# Scroll saw question



## physhstyx (May 22, 2004)

I built a small woodshop behind my garage for my father in law to tinker. I want to upgrade the cheesy scroll saw I currently have. I would like to buy a nice one without breaking the bank. He has found new life in scroll sawing. I have created a monster, he is out there all hours on that scroll saw.
So if you have recomendations on brand and model let me know.

Also if any of you have scrap wood lying around you want to get rid of let me know.

Larry


----------



## Tortuga (May 21, 2004)

Larry

This looks like a pretty good deal on a reconditioned scroll saw.. Good on ya for getting Pops interested in something.

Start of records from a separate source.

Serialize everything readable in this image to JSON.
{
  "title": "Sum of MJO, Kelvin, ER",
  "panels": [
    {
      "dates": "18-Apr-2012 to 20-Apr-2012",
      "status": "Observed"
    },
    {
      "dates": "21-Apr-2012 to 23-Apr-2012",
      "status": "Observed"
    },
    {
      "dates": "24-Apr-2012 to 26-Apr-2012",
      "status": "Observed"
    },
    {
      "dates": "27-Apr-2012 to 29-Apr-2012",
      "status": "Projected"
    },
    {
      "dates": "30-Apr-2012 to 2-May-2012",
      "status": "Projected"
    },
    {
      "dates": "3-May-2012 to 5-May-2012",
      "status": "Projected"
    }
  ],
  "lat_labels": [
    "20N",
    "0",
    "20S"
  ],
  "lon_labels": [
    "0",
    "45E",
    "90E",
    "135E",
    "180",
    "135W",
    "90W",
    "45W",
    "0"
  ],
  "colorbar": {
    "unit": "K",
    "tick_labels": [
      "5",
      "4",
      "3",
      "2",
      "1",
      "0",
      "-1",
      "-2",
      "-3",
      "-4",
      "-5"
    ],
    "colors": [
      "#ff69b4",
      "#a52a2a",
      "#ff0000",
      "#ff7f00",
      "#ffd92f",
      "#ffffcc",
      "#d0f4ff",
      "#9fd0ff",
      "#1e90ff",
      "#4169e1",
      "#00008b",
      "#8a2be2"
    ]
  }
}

It can really change his life...Ask ME..I KNOW...LOL

http://www.amazon.com/Factory-Recon...ref=sr_1_5?ie=UTF8&s=hi&qid=1254838960&sr=8-5

Also happened upon this band saw below...this is a real STEAL if anyone needs a smaller saw..

http://www.amazon.com/Factory-Recon...ref=sr_1_9?ie=UTF8&s=hi&qid=1254838960&sr=8-9


----------



## bill (May 21, 2004)

http://www.sears.com/shc/s/search_10153_12605?keyword=scroll+saw&x=22&y=5


----------



## Reel Bender (Sep 30, 2004)

In our shop at school we have Delta's and Excalibur's.

I like the Excaliburs, and have bought 2 in the last 2 years.

Have him learn how to do inlays so he can come teach me. I got some kids that want to do it!!!! LOL

Check them out here http://www.seyco.com/saws.html


----------